The three dissenting judges considered the majority had erred by "putting the emphasis on the objective element". They argued that established case law rested on a subjective condition – an honest belief which subsequently turns out to be mistaken in addition to an objective element. They highlighted a worry that similar application in this case would result in "de facto immunity from prosecution"

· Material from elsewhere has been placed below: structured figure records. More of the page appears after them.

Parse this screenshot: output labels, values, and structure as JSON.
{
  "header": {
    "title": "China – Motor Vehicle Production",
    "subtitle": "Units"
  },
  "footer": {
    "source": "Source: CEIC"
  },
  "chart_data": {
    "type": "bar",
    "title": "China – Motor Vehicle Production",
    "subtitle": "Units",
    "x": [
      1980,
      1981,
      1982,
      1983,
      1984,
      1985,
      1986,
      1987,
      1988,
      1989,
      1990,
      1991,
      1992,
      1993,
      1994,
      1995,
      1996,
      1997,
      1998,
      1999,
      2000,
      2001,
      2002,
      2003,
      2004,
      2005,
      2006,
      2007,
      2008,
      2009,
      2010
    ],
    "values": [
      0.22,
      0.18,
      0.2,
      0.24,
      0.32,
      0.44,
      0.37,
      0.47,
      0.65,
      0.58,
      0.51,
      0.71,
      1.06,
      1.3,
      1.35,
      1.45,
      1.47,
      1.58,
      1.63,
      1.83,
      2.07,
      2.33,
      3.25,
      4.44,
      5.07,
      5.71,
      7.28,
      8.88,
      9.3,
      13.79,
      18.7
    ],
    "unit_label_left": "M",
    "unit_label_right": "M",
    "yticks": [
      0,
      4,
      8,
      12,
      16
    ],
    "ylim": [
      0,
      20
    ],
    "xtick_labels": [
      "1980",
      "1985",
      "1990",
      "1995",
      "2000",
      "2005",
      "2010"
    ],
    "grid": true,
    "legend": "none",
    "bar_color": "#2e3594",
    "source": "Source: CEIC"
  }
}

Another judge, Judge Lopez Guerra, also dissented, focusing on the fact that no individual responsibility has been derived, even though institutionalised criminal responsibility was declared in the IPCC report.

== Criticism ==
This decision has been criticised. It has been argued that the Court "watered down the objective tenet of the McCann test" as the test originally required "an honest belief which is perceived for good reasons." Here, the Court stated that "existence of good reasons should be determined subjectively.^{para 245}" It also suggested that it never regarded "reasonableness as a separate requirement but rather as a relevant factor in determining whether a belief was honestly and genuinely held."^{para 246} This test has been argued as being inappropriate for determining the responsibility of the State and allow them to escape culpability.

The dissenting opinion has also been criticised in that the requirement of "absolute necessity" would often leave an impossible burden for the police to overcome. If police officers could only take action when absolutely certain, it would often be too late and other members of the public may be killed or injured.